At the end of the Times article, as it seems with all articles about youth these days, we must return to the digital world:
As much as hugging is a physical gesture, it has migrated online as well. Facebook applications allowing friends to send hugs have tens of thousands of fans. Katie Dea, the San Francisco eighth grader, as well as Olivia Brown, 11, who lives in Manhattan and is the younger sister of Gabrielle, the LaGuardia High freshman, have a new sign-off for their text and e-mail messages: *hug.*
While the Times article didn’t mention John’s Hug Nation, the digital connection is clear. I wonder if the reporter would be surprised to find that John’s community is primarily not teenagers? I wonder if the Times reporter found many people who are older than teenagers who have very similar hug-cultures in their work places, schools, churches, and other communities? Because in addition to a clear lack of understanding, experience, or knowledge about the developmental needs of adolescents and appropriate sexual harassment education, this article reeks of ageism.
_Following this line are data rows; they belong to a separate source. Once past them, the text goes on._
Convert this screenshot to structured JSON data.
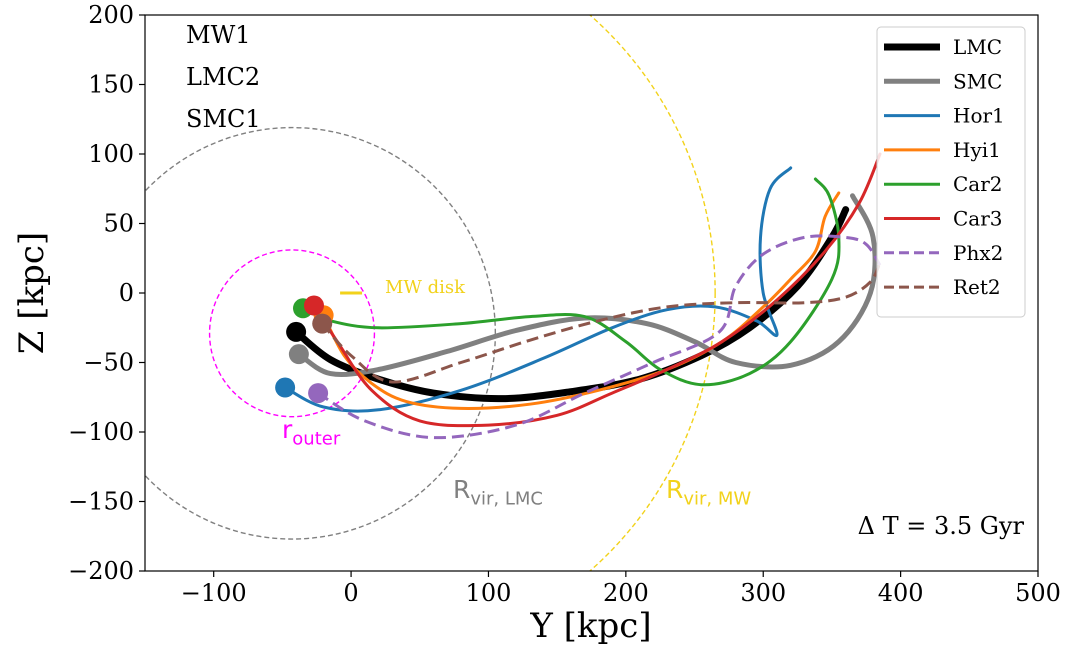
{
  "chart_data": {
    "type": "line",
    "xlabel": "Y [kpc]",
    "ylabel": "Z [kpc]",
    "xlim": [
      -150,
      500
    ],
    "ylim": [
      -200,
      200
    ],
    "xticks": [
      -100,
      0,
      100,
      200,
      300,
      400,
      500
    ],
    "yticks": [
      -200,
      -150,
      -100,
      -50,
      0,
      50,
      100,
      150,
      200
    ],
    "xtick_labels": [
      "−100",
      "0",
      "100",
      "200",
      "300",
      "400",
      "500"
    ],
    "ytick_labels": [
      "−200",
      "−150",
      "−100",
      "−50",
      "0",
      "50",
      "100",
      "150",
      "200"
    ],
    "grid": false,
    "legend_position": "top-right",
    "model_labels": [
      "MW1",
      "LMC2",
      "SMC1"
    ],
    "time_label": "Δ T = 3.5 Gyr",
    "annotations": {
      "mw_disk": {
        "text": "MW disk",
        "color": "#f2d21b",
        "segment": [
          [
            -8,
            0
          ],
          [
            8,
            0
          ]
        ]
      },
      "r_outer": {
        "text": "r",
        "sub": "outer",
        "color": "#ff00ff",
        "center": [
          -43,
          -29
        ],
        "radius": 60
      },
      "r_vir_lmc": {
        "text": "R",
        "sub": "vir, LMC",
        "color": "#808080",
        "center": [
          -43,
          -29
        ],
        "radius": 148
      },
      "r_vir_mw": {
        "text": "R",
        "sub": "vir, MW",
        "color": "#f2d21b",
        "center": [
          0,
          0
        ],
        "radius": 265
      }
    },
    "series": [
      {
        "name": "LMC",
        "color": "#000000",
        "width": 7,
        "dashed": false,
        "start": [
          -40,
          -28
        ],
        "points": [
          [
            -40,
            -28
          ],
          [
            -15,
            -48
          ],
          [
            20,
            -62
          ],
          [
            60,
            -72
          ],
          [
            110,
            -76
          ],
          [
            160,
            -71
          ],
          [
            210,
            -62
          ],
          [
            255,
            -45
          ],
          [
            290,
            -25
          ],
          [
            325,
            5
          ],
          [
            350,
            40
          ],
          [
            360,
            60
          ]
        ]
      },
      {
        "name": "SMC",
        "color": "#808080",
        "width": 5,
        "dashed": false,
        "start": [
          -38,
          -44
        ],
        "points": [
          [
            -38,
            -44
          ],
          [
            -15,
            -58
          ],
          [
            20,
            -55
          ],
          [
            70,
            -42
          ],
          [
            120,
            -27
          ],
          [
            170,
            -18
          ],
          [
            215,
            -22
          ],
          [
            250,
            -35
          ],
          [
            280,
            -50
          ],
          [
            320,
            -52
          ],
          [
            355,
            -35
          ],
          [
            378,
            0
          ],
          [
            380,
            40
          ],
          [
            365,
            70
          ]
        ]
      },
      {
        "name": "Hor1",
        "color": "#1f77b4",
        "width": 3,
        "dashed": false,
        "start": [
          -48,
          -68
        ],
        "points": [
          [
            -48,
            -68
          ],
          [
            -20,
            -82
          ],
          [
            20,
            -84
          ],
          [
            80,
            -70
          ],
          [
            140,
            -47
          ],
          [
            190,
            -25
          ],
          [
            230,
            -12
          ],
          [
            265,
            -10
          ],
          [
            295,
            -20
          ],
          [
            310,
            -30
          ],
          [
            300,
            0
          ],
          [
            298,
            40
          ],
          [
            305,
            75
          ],
          [
            320,
            90
          ]
        ]
      },
      {
        "name": "Hyi1",
        "color": "#ff7f0e",
        "width": 3,
        "dashed": false,
        "start": [
          -20,
          -16
        ],
        "points": [
          [
            -20,
            -16
          ],
          [
            -5,
            -45
          ],
          [
            15,
            -65
          ],
          [
            40,
            -78
          ],
          [
            80,
            -83
          ],
          [
            130,
            -80
          ],
          [
            180,
            -70
          ],
          [
            230,
            -55
          ],
          [
            270,
            -35
          ],
          [
            300,
            -10
          ],
          [
            320,
            10
          ],
          [
            338,
            30
          ],
          [
            345,
            55
          ],
          [
            355,
            72
          ]
        ]
      },
      {
        "name": "Car2",
        "color": "#2ca02c",
        "width": 3,
        "dashed": false,
        "start": [
          -35,
          -11
        ],
        "points": [
          [
            -35,
            -11
          ],
          [
            -15,
            -20
          ],
          [
            20,
            -25
          ],
          [
            80,
            -22
          ],
          [
            130,
            -17
          ],
          [
            170,
            -17
          ],
          [
            200,
            -35
          ],
          [
            225,
            -55
          ],
          [
            255,
            -66
          ],
          [
            290,
            -58
          ],
          [
            320,
            -35
          ],
          [
            350,
            10
          ],
          [
            355,
            40
          ],
          [
            348,
            70
          ],
          [
            338,
            82
          ]
        ]
      },
      {
        "name": "Car3",
        "color": "#d62728",
        "width": 3,
        "dashed": false,
        "start": [
          -27,
          -9
        ],
        "points": [
          [
            -27,
            -9
          ],
          [
            -10,
            -35
          ],
          [
            15,
            -70
          ],
          [
            50,
            -92
          ],
          [
            100,
            -95
          ],
          [
            150,
            -88
          ],
          [
            190,
            -72
          ],
          [
            230,
            -55
          ],
          [
            270,
            -35
          ],
          [
            310,
            -5
          ],
          [
            345,
            30
          ],
          [
            370,
            65
          ],
          [
            385,
            100
          ]
        ]
      },
      {
        "name": "Phx2",
        "color": "#9467bd",
        "width": 3,
        "dashed": true,
        "start": [
          -24,
          -72
        ],
        "points": [
          [
            -24,
            -72
          ],
          [
            10,
            -92
          ],
          [
            60,
            -104
          ],
          [
            120,
            -95
          ],
          [
            170,
            -72
          ],
          [
            220,
            -50
          ],
          [
            268,
            -28
          ],
          [
            280,
            5
          ],
          [
            300,
            28
          ],
          [
            330,
            40
          ],
          [
            360,
            40
          ],
          [
            375,
            35
          ],
          [
            385,
            20
          ]
        ]
      },
      {
        "name": "Ret2",
        "color": "#8c564b",
        "width": 3,
        "dashed": true,
        "start": [
          -21,
          -22
        ],
        "points": [
          [
            -21,
            -22
          ],
          [
            0,
            -45
          ],
          [
            30,
            -64
          ],
          [
            80,
            -50
          ],
          [
            130,
            -34
          ],
          [
            180,
            -20
          ],
          [
            230,
            -10
          ],
          [
            280,
            -7
          ],
          [
            330,
            -7
          ],
          [
            360,
            -3
          ],
          [
            378,
            8
          ],
          [
            385,
            22
          ]
        ]
      }
    ]
  }
}
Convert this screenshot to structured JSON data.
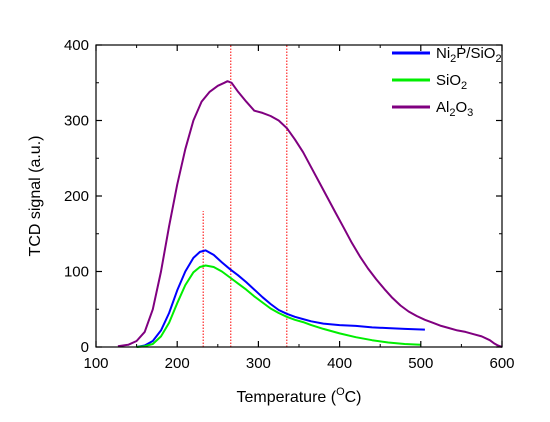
{
  "chart_data": {
    "type": "line",
    "xlabel": "Temperature (",
    "xlabel_sup": "O",
    "xlabel_tail": "C)",
    "ylabel": "TCD signal (a.u.)",
    "xlim": [
      100,
      600
    ],
    "ylim": [
      0,
      400
    ],
    "x_ticks": [
      "100",
      "200",
      "300",
      "400",
      "500",
      "600"
    ],
    "y_ticks": [
      "0",
      "100",
      "200",
      "300",
      "400"
    ],
    "legend_position": "top-right",
    "reference_lines": [
      {
        "x": 232,
        "y_top": 180,
        "color": "#ff0000"
      },
      {
        "x": 266,
        "y_top": 400,
        "color": "#ff0000"
      },
      {
        "x": 335,
        "y_top": 400,
        "color": "#ff0000"
      }
    ],
    "series": [
      {
        "name_parts": [
          {
            "t": "Ni"
          },
          {
            "t": "2",
            "sub": true
          },
          {
            "t": "P/SiO"
          },
          {
            "t": "2",
            "sub": true
          }
        ],
        "color": "#0000ff",
        "points": [
          [
            150,
            0
          ],
          [
            160,
            2
          ],
          [
            170,
            8
          ],
          [
            180,
            22
          ],
          [
            190,
            45
          ],
          [
            200,
            75
          ],
          [
            210,
            100
          ],
          [
            220,
            118
          ],
          [
            228,
            126
          ],
          [
            235,
            128
          ],
          [
            245,
            122
          ],
          [
            255,
            112
          ],
          [
            265,
            103
          ],
          [
            275,
            95
          ],
          [
            285,
            86
          ],
          [
            295,
            76
          ],
          [
            305,
            66
          ],
          [
            315,
            57
          ],
          [
            325,
            49
          ],
          [
            335,
            44
          ],
          [
            345,
            40
          ],
          [
            355,
            37
          ],
          [
            365,
            34
          ],
          [
            380,
            31
          ],
          [
            400,
            29
          ],
          [
            420,
            28
          ],
          [
            440,
            26
          ],
          [
            460,
            25
          ],
          [
            480,
            24
          ],
          [
            505,
            23
          ]
        ]
      },
      {
        "name_parts": [
          {
            "t": "SiO"
          },
          {
            "t": "2",
            "sub": true
          }
        ],
        "color": "#00ee00",
        "points": [
          [
            150,
            0
          ],
          [
            160,
            1
          ],
          [
            170,
            4
          ],
          [
            180,
            14
          ],
          [
            190,
            32
          ],
          [
            200,
            58
          ],
          [
            210,
            82
          ],
          [
            220,
            99
          ],
          [
            228,
            106
          ],
          [
            235,
            108
          ],
          [
            245,
            106
          ],
          [
            255,
            100
          ],
          [
            265,
            92
          ],
          [
            275,
            84
          ],
          [
            285,
            76
          ],
          [
            295,
            67
          ],
          [
            305,
            59
          ],
          [
            315,
            51
          ],
          [
            325,
            45
          ],
          [
            335,
            40
          ],
          [
            345,
            36
          ],
          [
            355,
            33
          ],
          [
            365,
            29
          ],
          [
            380,
            24
          ],
          [
            400,
            18
          ],
          [
            420,
            13
          ],
          [
            440,
            9
          ],
          [
            460,
            6
          ],
          [
            480,
            4
          ],
          [
            500,
            3
          ]
        ]
      },
      {
        "name_parts": [
          {
            "t": "Al"
          },
          {
            "t": "2",
            "sub": true
          },
          {
            "t": "O"
          },
          {
            "t": "3",
            "sub": true
          }
        ],
        "color": "#800080",
        "points": [
          [
            127,
            1
          ],
          [
            140,
            3
          ],
          [
            150,
            8
          ],
          [
            160,
            20
          ],
          [
            170,
            50
          ],
          [
            180,
            100
          ],
          [
            190,
            160
          ],
          [
            200,
            215
          ],
          [
            210,
            262
          ],
          [
            220,
            300
          ],
          [
            230,
            325
          ],
          [
            240,
            338
          ],
          [
            250,
            346
          ],
          [
            258,
            350
          ],
          [
            262,
            352
          ],
          [
            267,
            350
          ],
          [
            275,
            338
          ],
          [
            285,
            325
          ],
          [
            295,
            313
          ],
          [
            305,
            310
          ],
          [
            315,
            306
          ],
          [
            325,
            300
          ],
          [
            335,
            290
          ],
          [
            345,
            275
          ],
          [
            355,
            258
          ],
          [
            365,
            238
          ],
          [
            375,
            218
          ],
          [
            385,
            198
          ],
          [
            395,
            178
          ],
          [
            405,
            158
          ],
          [
            415,
            138
          ],
          [
            425,
            120
          ],
          [
            435,
            104
          ],
          [
            445,
            90
          ],
          [
            455,
            77
          ],
          [
            465,
            65
          ],
          [
            475,
            55
          ],
          [
            485,
            47
          ],
          [
            495,
            41
          ],
          [
            505,
            36
          ],
          [
            515,
            32
          ],
          [
            525,
            28
          ],
          [
            535,
            25
          ],
          [
            545,
            22
          ],
          [
            555,
            20
          ],
          [
            565,
            17
          ],
          [
            575,
            14
          ],
          [
            585,
            9
          ],
          [
            590,
            5
          ],
          [
            595,
            2
          ],
          [
            600,
            0
          ]
        ]
      }
    ]
  }
}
As usual, I enjoyed your wonderful insights and appreciate your comments about youth culture, except the last. I wish you would use the word “adultism” to refer to adults disrespecting young people. When writing my thesis about parent/adolescent communication, I did extensive research in the academic literature on the word “ageism.” Even though it is supposed to mean oppression based on age, it is almost 100% focused on the oppression of elders. In addition, youth oppression and elder oppression, which having some similarities are also quite different. For more information, please visit the Wikipedia entry for adultism, or read my blog about adultism at: http://adultism.blogspot.com. I and others (especially Adam Fletcher at http://www.youngerworld.org) believe that having a specific name for youth oppression is an important step in the education process to reverse its damaging impact on our youth and our society.
Thank you for bringing up this important distinction, Margaret!
I can’t deal with getting physically close to anyone I don’t completely trust, so I’m sure I would stand out in the hug culture. (And I grew up in a culture where people kiss each other on the cheek all the time, which created awkward situations on a regular basis.) But, good grief, is hugging so shocking that the “grown-ups” have to blow it out of proportion?
At least they took a break from writing about violence.